27. I do suggest that given the continuing popularity of marriage there needs to be some hard thinking about what it means economically and at the very least public education.

28. I now briefly turn to my second question. Is a marriage a union of trust and confidence? Should it be?

29. In Imerman this very question was considered by the CA in the contest of the W's brothers, the Tchenguiz brothers have broken into H's password protected computer and having copied hundreds of thousand of his documents. That was an egregious case where the wrong doing by the brothers was plain. It is a good example of the old saw that hard cases make bad law.

30. At para 85:

"… why, we ask, should one spouse have no right of confidentiality enforceable against the other in relation to their separate lives and personalities? More specifically, why should one spouse in relation to his or her separate financial affairs and private documents not be able to have recourse as against the other to the kind of equitable relief which we are here considering? We can think of no satisfactory reason for any such rule and every reason why such relief should in principle be available as between spouses. Is it to be said, for example, that a husband is to be free to borrow and read what he knows his wife would consider her private diary? Is a wife to be free to borrow and read what she knows her husband would consider his confidential papers (whether relating to his work or to the affairs of his parents or siblings)? Surely not. Subject of course to the court being satisfied that the normal equitable principles would otherwise be in play, a claimant is not to be denied equitable relief merely because the defendant is, or has obtained the material or information in question from, his or her spouse."

31. And at para 88:

"The question must, inevitably, depend on the facts of the particular case. Thus, if a husband leaves his bank statement lying around open in the matrimonial home, in the kitchen, living room or marital bedroom, it may well lose its confidential character as against his wife. The court may have to consider the nature of the relationship and the way the parties lived, and conducted their personal and business affairs. Thus, if the parties each had their own study, it would be less likely that the wife could copy the statement without infringing the husband's confidence if it had been left by him in his study rather than in the marital bedroom, and the wife's case would be weaker if the statement was kept in a drawer in his desk and weaker still if kept locked in his desk. But, as we have already said, confidentiality is not dependent upon locks and keys. Thus the wife might well be able to maintain, as against her husband, the confidentiality of her personal diary or journal, even though it was kept visible and unlocked on her dressing table." 

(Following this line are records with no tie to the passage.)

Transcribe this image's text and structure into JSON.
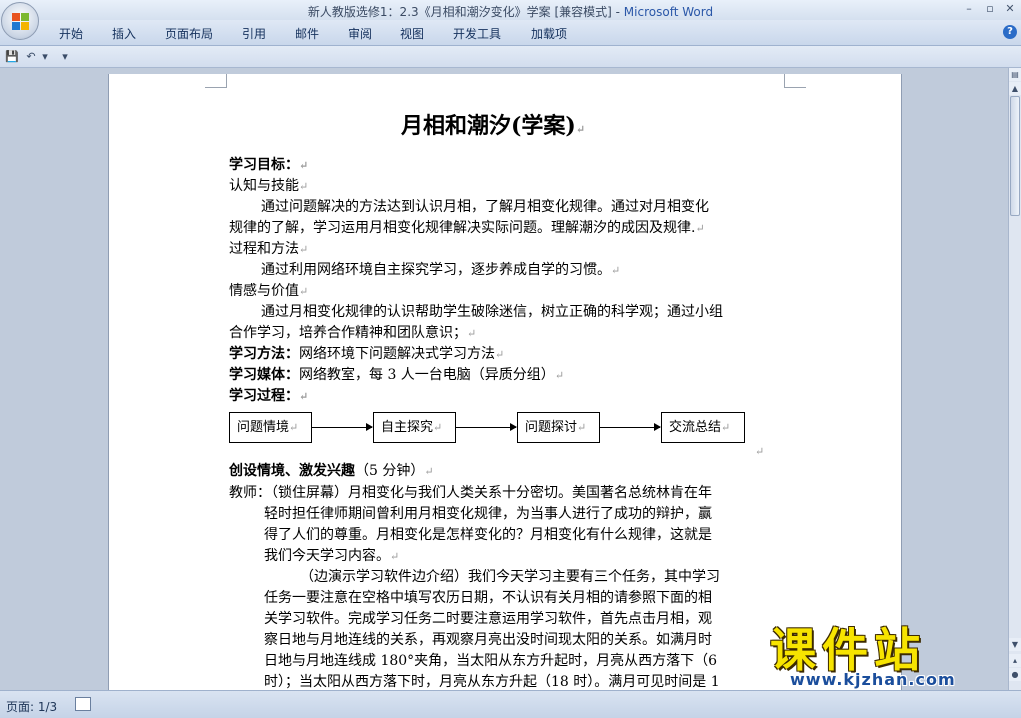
{
  "window": {
    "doc_title": "新人教版选修1：2.3《月相和潮汐变化》学案 [兼容模式]",
    "separator": " - ",
    "app_name": "Microsoft Word",
    "controls": [
      "–",
      "▫",
      "✕"
    ]
  },
  "ribbon": {
    "tabs": [
      "开始",
      "插入",
      "页面布局",
      "引用",
      "邮件",
      "审阅",
      "视图",
      "开发工具",
      "加载项"
    ],
    "help": "?"
  },
  "qat": {
    "save": "💾",
    "undo": "↶",
    "undo_drop": "▾",
    "customize": "▾"
  },
  "document": {
    "title": "月相和潮汐(学案)",
    "para_mark": "↵",
    "lines": {
      "goals_label": "学习目标：",
      "cat1": "认知与技能",
      "p1a": "通过问题解决的方法达到认识月相，了解月相变化规律。通过对月相变化",
      "p1b": "规律的了解，学习运用月相变化规律解决实际问题。理解潮汐的成因及规律.",
      "cat2": "过程和方法",
      "p2": "通过利用网络环境自主探究学习，逐步养成自学的习惯。",
      "cat3": "情感与价值",
      "p3a": "通过月相变化规律的认识帮助学生破除迷信，树立正确的科学观；通过小组",
      "p3b": "合作学习，培养合作精神和团队意识；",
      "method_label": "学习方法：",
      "method_text": "网络环境下问题解决式学习方法",
      "media_label": "学习媒体：",
      "media_text": "网络教室，每 3 人一台电脑（异质分组）",
      "process_label": "学习过程："
    },
    "flow": [
      "问题情境",
      "自主探究",
      "问题探讨",
      "交流总结"
    ],
    "section_title": "创设情境、激发兴趣",
    "section_time": "（5 分钟）",
    "body": [
      "教师：（锁住屏幕）月相变化与我们人类关系十分密切。美国著名总统林肯在年",
      "轻时担任律师期间曾利用月相变化规律，为当事人进行了成功的辩护，赢",
      "得了人们的尊重。月相变化是怎样变化的？月相变化有什么规律，这就是",
      "我们今天学习内容。",
      "（边演示学习软件边介绍）我们今天学习主要有三个任务，其中学习",
      "任务一要注意在空格中填写农历日期，不认识有关月相的请参照下面的相",
      "关学习软件。完成学习任务二时要注意运用学习软件，首先点击月相，观",
      "察日地与月地连线的关系，再观察月亮出没时间现太阳的关系。如满月时",
      "日地与月地连线成 180°夹角，当太阳从东方升起时，月亮从西方落下（6",
      "时）；当太阳从西方落下时，月亮从东方升起（18 时）。满月可见时间是 1"
    ]
  },
  "status": {
    "page": "页面: 1/3"
  },
  "watermark": {
    "title": "课件站",
    "url": "www.kjzhan.com"
  }
}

32. So we seems to have arrived at a very strange state of affairs:

32.1. Marriage is an economic partnership.
32.2. But the paperwork of the partnership is confidential and not available to both partners. If one spouse seeks to get hold of the documents to see what assets are in fact existing in the economic partnership then she risk being sued for the tort of breach of confidence and or being prosecuted for theft, burglary, data protection offences or for offences under the Computer Misuse Act 1980.

33. At present the law concerning marital agreements is being considered by the Law Commission. It is a pity that they have drawn their remit so narrow. Rather the Law commission should be considering all of the issues I have mentioned to you.